Цель: у нас есть две цели для этого проспективного исследования одной руки; увидеть увеличение количества гадолиния в 24-часовой моче, собираемой после каждой инфузионной обработки с кальцием и цинком DTPA, и увидеть уменьшение или устранение симптомов болезни отложения гадолиния (GDD).
Участники: Двадцать (20) пациентов, страдающих болезнью отложения гадолиния (БГД).
Процедуры: В течение серии из трех (3) временных точек лечения пациентов будут лечить внутривенно Ca-DTPA в первый день и Zn-DTPA во второй день.
Обзор исследования
Статус
Вмешательство/лечение
Тип исследования
Регистрация (Действительный)
Фаза
- Фаза 2
- Фаза 1
Контакты и местонахождение
Места учебы
-
-
North Carolina
-
Chapel Hill, North Carolina, Соединенные Штаты, 27599
- UNC Hospitals
-
-
Критерии участия
Критерии приемлемости
Возраст, подходящий для обучения
Принимает здоровых добровольцев
Полы, имеющие право на обучение
Описание
Критерии включения: наличие 3 или более из следующих симптомов, которые должны присутствовать после введения GBCA:
- Когнитивное расстройство
- Боль в конечностях
- Головная боль
- Боль в грудной клетке
- Индурация кожи
- Гиперпигментация кожи
- Кожная боль
- Артралгия
Критерий исключения:
- Беременные или кормящие
- Меньше 18 лет
- Нет признаков гадолиния (должно быть показано предварительное проявление Gd в анализе мочи или биопсии кости)
- Известное заболевание соединительной ткани, такое как системная красная волчанка или склеродермия.
- Тяжелый гемохроматоз или болезнь Вильсона
- Скорость клубочковой фильтрации (СКФ) ≤ 60
- Принимали исследуемый препарат в течение последних 30 дней
- Невозможно дать письменное согласие
- Рассеянный склероз
- Хроническая сердечная недостаточность
- Цирроз печени
Учебный план
Как устроено исследование?
Детали дизайна
- Основная цель: Уход
- Распределение: Н/Д
- Интервенционная модель: Одногрупповое задание
- Маскировка: Нет (открытая этикетка)
Оружие и интервенции
Группа участников / Армия |
Вмешательство/лечение |
---|---|
Экспериментальный: Кальций DTPA, затем цинк DTPA
Субъектам внутривенно вводили Ca-DTPA в 1-й день и Zn-DTPA в 2-й день в каждый момент времени лечения.
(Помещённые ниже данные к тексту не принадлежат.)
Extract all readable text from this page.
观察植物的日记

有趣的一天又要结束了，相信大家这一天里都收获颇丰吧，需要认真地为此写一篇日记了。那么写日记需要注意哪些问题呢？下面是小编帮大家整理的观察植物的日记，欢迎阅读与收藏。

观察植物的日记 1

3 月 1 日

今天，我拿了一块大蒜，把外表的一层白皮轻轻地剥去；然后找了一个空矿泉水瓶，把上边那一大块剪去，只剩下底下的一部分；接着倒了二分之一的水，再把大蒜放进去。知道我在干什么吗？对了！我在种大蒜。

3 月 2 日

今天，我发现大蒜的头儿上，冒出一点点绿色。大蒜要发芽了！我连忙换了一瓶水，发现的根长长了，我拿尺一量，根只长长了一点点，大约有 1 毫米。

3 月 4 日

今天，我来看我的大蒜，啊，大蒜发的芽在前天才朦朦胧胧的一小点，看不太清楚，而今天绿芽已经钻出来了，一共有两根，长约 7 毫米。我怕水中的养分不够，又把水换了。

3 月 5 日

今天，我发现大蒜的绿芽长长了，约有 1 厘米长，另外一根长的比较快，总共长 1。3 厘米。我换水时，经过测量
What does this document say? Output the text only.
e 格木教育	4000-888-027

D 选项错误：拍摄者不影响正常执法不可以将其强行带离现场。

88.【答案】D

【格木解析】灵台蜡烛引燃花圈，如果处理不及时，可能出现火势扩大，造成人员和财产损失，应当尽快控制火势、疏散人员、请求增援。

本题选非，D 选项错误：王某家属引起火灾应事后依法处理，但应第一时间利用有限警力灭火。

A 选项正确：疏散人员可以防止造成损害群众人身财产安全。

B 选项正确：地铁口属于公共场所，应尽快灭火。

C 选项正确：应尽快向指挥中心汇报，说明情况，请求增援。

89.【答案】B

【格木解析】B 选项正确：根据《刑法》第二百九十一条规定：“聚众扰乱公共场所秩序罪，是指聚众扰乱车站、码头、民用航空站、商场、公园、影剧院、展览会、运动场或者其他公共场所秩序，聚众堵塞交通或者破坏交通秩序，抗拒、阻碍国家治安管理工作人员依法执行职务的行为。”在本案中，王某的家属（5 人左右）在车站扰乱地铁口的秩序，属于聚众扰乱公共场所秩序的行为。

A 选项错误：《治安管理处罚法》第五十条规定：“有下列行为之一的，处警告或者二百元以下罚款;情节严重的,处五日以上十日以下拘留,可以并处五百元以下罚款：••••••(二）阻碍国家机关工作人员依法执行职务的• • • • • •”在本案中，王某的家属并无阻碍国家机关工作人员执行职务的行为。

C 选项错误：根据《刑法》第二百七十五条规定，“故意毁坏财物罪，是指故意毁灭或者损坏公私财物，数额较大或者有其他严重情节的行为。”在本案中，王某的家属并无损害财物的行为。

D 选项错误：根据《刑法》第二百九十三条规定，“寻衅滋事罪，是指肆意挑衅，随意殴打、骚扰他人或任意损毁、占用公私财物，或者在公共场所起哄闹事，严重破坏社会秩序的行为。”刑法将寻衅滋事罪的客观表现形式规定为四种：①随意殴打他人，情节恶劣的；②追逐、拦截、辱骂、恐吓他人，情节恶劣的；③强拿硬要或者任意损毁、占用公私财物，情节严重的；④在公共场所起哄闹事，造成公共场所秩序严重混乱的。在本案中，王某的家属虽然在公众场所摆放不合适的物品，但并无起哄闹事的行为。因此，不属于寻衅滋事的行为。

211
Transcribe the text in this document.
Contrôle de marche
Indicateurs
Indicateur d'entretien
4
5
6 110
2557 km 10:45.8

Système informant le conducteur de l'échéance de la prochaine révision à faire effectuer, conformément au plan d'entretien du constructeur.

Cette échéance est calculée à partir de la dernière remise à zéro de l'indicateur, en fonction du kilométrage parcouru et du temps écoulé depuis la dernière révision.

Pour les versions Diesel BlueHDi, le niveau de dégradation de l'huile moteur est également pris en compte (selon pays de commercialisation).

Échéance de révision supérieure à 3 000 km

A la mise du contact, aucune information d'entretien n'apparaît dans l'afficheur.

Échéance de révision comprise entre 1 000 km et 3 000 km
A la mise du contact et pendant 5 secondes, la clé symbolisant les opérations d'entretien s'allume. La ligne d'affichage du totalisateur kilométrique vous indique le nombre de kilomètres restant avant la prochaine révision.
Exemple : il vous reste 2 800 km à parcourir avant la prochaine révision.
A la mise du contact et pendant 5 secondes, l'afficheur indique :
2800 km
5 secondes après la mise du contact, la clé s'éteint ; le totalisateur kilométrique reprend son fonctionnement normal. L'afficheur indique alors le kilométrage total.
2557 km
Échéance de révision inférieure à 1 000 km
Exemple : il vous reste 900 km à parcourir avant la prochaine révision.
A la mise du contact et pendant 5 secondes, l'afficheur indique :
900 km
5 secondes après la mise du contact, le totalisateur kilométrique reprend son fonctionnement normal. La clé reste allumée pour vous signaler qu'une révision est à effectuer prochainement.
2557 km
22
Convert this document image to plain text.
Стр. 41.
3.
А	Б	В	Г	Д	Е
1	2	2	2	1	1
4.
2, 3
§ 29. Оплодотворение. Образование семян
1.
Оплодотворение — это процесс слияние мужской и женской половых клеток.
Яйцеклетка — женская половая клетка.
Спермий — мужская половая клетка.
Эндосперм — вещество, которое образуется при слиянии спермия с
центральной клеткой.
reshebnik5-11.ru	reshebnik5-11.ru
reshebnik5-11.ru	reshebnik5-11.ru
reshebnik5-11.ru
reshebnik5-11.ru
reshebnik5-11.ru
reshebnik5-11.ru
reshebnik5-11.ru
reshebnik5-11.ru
Три одинаковых временных интервала лечения запланированы на 1-й, 2-й и 3-й месяцы.
|
В 1-й день вводят 2,5 мл Ca-DTPA (1 г/5 мл) в течение 1 минуты. Затем вводят физиологический раствор со скоростью 300 мл/час в течение 30 минут. Пациенты будут сидеть с руками, опущенными по бокам, чтобы хелатор немного задерживался в мягких тканях рук и ног. Затем пациентов переводят в положение лежа на спине, а скорость инфузии увеличивают до 750 мл/час в течение следующих 60 минут. Через 90 минут оставшиеся 2,5 мл Ca-DTPA будут вводиться внутривенно в течение 1 минуты, а нормальный физиологический раствор будет продолжаться в течение оставшихся 9 минут. Затем линия IV будет удалена. Пациенты будут проинструктированы пить много жидкости в тот вечер. Та же лечебная терапия будет состоять из 3 временных точек с интервалом примерно в 1 месяц.
Другие имена:
На 2-й день вводят 2,5 мл Zn-DTPA (1 г/5 мл) в течение 1 минуты. Затем вводят физиологический раствор со скоростью 300 мл/час в течение 30 минут. Пациенты будут сидеть с руками, опущенными по бокам, чтобы хелатор немного задерживался в мягких тканях рук и ног. Затем пациентов переводят в положение лежа на спине, а скорость инфузии увеличивают до 750 мл/час в течение следующих 60 минут. Через 90 минут оставшиеся 2,5 мл Zn-DTPA вводят внутривенно в течение 1 минуты, а в течение оставшихся 9 минут продолжают вводить обычный физиологический раствор. Затем линия IV будет удалена. Пациенты будут проинструктированы пить много жидкости в тот вечер. Та же лечебная терапия будет состоять из 3 временных точек с интервалом примерно в 1 месяц.
Другие имена:
|
Что измеряет исследование?
Первичные показатели результатов
Мера результата |
Временное ограничение |
---|---|
Изменение по сравнению с исходным уровнем до месяца 1 в уровне Gd из 24-часовых образцов мочи после введения кальция DTPA.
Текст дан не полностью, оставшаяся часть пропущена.